You are encouraged to free-lance radio stories, find internships in radio, and in general broaden your network of contacts in the world of professional radio. We have many contacts at  WNYC and WFUV, and will invite news personnel to attend out broadcast critiquing sessions as often as possible.  

 

In addition, we have a growing relationship with the undergraduate FM station, WKCR (89.9), which has a powerful transmitter that reaches much of Manhattan. Many of the reports produced for our programs will be rebroadcast on WKCR. How many is a matter of your initiative and the quality of your reports.


 

Recommended beats:

(You are not restricted to these beats. Reasonable additions and adaptations will be welcomed. In some cases, two people may work in the same beat, but are encouraged develop distinct approaches)

            Politics: Primary elections (2 reporters)
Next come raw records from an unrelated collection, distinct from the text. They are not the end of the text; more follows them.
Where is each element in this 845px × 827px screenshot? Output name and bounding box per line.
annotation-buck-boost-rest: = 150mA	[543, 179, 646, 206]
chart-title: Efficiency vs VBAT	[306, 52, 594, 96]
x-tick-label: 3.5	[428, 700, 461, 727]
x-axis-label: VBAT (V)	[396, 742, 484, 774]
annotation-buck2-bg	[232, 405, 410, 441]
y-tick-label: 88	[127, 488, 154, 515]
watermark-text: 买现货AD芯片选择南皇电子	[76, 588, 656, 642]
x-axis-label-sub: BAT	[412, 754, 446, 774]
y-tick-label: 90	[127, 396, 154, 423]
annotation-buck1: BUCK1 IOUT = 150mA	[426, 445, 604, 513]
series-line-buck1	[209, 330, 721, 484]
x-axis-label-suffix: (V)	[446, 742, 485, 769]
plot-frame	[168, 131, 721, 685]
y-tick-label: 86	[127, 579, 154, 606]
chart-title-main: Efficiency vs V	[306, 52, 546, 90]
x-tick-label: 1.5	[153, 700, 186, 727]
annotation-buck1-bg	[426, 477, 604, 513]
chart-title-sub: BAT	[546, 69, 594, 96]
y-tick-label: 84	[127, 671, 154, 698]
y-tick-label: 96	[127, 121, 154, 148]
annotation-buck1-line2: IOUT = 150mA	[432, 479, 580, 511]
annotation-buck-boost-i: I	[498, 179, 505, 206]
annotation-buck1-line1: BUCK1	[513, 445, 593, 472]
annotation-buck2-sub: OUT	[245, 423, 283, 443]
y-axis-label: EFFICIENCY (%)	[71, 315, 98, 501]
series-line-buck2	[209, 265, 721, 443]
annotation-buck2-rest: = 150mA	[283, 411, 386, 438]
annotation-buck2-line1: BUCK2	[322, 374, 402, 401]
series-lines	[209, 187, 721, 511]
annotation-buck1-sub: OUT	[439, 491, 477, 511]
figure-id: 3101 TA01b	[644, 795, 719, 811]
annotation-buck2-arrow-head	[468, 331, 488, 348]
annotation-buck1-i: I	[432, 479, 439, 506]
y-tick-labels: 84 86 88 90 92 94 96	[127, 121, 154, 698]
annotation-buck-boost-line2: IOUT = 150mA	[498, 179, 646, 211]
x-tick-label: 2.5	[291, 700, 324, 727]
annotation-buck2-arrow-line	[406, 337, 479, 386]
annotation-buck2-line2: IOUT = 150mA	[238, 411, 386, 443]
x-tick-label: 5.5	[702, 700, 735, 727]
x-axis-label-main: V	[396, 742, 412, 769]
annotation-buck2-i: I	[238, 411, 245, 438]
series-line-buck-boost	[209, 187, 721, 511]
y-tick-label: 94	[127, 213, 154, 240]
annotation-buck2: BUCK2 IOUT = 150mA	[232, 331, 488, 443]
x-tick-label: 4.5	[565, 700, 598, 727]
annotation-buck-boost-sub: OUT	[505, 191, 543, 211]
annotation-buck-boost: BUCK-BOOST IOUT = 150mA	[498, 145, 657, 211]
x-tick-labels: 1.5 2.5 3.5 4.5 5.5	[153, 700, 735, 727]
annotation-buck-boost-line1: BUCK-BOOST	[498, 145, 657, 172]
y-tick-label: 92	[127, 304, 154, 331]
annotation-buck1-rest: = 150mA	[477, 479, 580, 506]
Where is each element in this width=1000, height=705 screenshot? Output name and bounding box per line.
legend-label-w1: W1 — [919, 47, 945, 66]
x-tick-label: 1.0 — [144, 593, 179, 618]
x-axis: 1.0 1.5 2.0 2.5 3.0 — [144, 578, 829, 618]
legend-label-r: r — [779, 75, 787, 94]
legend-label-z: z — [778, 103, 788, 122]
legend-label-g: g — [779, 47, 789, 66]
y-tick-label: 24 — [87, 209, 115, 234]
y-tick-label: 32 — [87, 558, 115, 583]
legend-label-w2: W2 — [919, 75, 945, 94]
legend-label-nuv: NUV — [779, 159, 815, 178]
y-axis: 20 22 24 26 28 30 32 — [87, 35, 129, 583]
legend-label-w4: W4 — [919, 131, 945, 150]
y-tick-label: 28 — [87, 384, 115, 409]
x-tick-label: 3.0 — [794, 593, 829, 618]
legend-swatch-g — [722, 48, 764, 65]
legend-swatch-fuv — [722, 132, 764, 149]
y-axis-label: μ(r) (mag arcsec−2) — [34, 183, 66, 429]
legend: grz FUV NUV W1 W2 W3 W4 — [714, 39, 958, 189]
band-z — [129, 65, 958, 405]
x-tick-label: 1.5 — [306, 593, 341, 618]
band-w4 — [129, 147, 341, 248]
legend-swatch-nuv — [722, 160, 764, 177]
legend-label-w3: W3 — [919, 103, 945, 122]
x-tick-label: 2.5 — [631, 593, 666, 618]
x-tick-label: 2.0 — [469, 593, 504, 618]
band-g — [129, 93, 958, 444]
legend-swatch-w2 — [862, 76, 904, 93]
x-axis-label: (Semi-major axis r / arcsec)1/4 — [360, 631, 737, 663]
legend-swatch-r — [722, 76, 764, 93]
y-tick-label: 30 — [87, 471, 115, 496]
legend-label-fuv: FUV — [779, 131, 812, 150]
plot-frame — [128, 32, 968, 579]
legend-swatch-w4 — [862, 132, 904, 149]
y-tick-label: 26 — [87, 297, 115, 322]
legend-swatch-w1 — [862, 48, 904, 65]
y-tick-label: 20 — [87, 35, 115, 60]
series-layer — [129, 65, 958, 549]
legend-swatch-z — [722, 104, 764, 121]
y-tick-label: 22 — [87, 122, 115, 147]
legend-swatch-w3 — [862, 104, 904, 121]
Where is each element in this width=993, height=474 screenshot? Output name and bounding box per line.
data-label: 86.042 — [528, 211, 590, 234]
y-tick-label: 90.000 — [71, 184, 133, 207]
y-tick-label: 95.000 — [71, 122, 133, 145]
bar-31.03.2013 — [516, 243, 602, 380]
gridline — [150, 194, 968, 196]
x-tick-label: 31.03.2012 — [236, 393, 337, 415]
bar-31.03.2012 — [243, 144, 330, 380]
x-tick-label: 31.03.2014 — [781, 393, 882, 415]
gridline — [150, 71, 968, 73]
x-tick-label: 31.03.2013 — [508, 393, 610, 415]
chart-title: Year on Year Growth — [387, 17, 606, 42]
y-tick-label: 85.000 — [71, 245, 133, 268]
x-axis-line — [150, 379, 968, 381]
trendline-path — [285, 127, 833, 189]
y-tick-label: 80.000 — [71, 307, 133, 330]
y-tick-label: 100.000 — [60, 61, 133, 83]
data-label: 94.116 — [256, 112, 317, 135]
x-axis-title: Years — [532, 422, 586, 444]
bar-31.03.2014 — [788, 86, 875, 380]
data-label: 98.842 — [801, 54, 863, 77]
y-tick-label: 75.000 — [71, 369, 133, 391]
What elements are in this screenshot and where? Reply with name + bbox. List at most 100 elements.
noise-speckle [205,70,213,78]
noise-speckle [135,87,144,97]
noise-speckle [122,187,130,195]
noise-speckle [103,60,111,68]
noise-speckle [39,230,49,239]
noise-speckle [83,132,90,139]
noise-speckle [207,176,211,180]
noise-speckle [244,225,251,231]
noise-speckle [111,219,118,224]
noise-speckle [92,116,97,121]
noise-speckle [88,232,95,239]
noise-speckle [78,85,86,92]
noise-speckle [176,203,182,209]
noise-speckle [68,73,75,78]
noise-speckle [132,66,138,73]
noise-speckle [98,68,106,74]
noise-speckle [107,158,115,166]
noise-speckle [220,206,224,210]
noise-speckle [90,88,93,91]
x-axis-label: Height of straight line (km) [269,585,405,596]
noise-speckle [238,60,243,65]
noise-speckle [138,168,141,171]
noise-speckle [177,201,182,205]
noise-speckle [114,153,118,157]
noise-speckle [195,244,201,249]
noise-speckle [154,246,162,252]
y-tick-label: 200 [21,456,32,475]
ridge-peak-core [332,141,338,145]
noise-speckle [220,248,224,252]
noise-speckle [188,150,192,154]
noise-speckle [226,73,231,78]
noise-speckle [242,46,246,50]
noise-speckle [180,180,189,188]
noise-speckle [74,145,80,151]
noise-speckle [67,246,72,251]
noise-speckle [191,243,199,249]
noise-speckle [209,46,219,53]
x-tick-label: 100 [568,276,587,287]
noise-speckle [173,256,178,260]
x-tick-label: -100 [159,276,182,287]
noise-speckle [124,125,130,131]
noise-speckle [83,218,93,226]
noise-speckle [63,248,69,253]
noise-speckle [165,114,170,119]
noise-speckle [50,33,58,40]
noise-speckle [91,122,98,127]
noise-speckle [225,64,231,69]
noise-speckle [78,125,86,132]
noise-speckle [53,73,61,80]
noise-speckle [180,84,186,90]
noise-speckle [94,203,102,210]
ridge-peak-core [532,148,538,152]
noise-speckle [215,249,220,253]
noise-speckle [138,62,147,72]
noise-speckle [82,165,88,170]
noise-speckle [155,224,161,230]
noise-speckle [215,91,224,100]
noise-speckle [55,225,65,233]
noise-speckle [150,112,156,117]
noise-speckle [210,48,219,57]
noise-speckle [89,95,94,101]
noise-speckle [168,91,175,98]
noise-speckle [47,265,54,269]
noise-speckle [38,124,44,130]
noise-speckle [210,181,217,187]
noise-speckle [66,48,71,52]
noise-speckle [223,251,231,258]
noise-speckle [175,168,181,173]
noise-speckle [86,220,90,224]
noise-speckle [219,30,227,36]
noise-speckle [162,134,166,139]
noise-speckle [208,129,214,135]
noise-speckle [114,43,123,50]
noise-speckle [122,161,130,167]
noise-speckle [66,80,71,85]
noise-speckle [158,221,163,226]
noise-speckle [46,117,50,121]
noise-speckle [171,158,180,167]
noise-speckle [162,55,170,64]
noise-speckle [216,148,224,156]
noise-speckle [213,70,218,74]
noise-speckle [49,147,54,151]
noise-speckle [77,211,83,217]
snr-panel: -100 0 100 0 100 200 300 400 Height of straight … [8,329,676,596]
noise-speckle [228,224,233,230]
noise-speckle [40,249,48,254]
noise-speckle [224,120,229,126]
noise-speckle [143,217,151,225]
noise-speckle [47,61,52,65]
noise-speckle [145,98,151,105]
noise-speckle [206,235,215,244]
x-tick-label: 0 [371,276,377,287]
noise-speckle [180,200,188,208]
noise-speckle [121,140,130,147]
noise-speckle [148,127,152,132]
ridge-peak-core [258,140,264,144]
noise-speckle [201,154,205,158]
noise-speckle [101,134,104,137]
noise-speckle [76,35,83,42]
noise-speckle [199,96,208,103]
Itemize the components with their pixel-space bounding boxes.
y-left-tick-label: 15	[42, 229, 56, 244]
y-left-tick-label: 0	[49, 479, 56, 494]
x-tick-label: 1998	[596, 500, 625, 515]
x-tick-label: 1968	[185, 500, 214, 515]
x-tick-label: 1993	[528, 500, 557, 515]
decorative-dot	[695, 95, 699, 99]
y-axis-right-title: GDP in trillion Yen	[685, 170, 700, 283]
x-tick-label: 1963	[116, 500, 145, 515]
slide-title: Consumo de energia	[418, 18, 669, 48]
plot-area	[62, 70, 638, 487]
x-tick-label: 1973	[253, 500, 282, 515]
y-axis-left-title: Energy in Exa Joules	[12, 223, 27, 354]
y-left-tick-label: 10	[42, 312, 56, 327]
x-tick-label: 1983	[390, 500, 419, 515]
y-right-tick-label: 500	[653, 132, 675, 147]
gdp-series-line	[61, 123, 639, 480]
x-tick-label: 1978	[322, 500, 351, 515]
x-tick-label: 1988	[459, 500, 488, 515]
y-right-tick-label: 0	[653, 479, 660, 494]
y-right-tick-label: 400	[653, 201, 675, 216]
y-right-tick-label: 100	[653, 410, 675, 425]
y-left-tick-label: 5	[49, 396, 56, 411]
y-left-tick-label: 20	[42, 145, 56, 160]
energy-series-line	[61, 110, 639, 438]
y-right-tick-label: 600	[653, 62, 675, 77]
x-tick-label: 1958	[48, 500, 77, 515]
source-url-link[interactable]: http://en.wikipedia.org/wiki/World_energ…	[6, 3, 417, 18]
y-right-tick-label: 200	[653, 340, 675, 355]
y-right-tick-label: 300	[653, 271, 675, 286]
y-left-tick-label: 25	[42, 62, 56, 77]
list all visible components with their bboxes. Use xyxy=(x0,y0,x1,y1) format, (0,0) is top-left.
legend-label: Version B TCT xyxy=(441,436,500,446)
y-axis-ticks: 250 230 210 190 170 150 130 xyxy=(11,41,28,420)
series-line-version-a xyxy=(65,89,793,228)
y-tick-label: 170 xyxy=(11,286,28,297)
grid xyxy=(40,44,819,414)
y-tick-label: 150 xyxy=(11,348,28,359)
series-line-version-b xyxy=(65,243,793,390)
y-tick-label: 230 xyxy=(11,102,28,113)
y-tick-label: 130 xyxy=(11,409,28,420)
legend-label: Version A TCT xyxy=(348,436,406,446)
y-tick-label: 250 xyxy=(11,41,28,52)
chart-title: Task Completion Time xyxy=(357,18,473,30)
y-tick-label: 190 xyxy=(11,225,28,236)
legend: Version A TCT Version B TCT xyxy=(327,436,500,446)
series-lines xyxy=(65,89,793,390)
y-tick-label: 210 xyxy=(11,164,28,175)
Environment (global warming)

Economy: Wall Street and finance, the recession

International affairs and international organizations

Human Rights, refugees and exiles

The War at Home

Immigration

Intellectual and cultural life (high culture and street culture)

Arts and entertainment

City Services (welfare, housing, transportation)

NYC Economic Development (including waterfront development)

Education

Science, health and medicine

Technology

Crime: police work, criminology

            Race and ethnicity

            Sports (issues, not events coverage.)

 

Beats will be assigned based on your interest and the show’s needs. You must submit a two page explanation of why you want to have a particular beat, with at least three tentative story ideas. List a second beat as a backup. Your beat will be assigned definitively by Professor Dinges, and you should pitch and begin reporting your first story according to the deadlines on the schedule.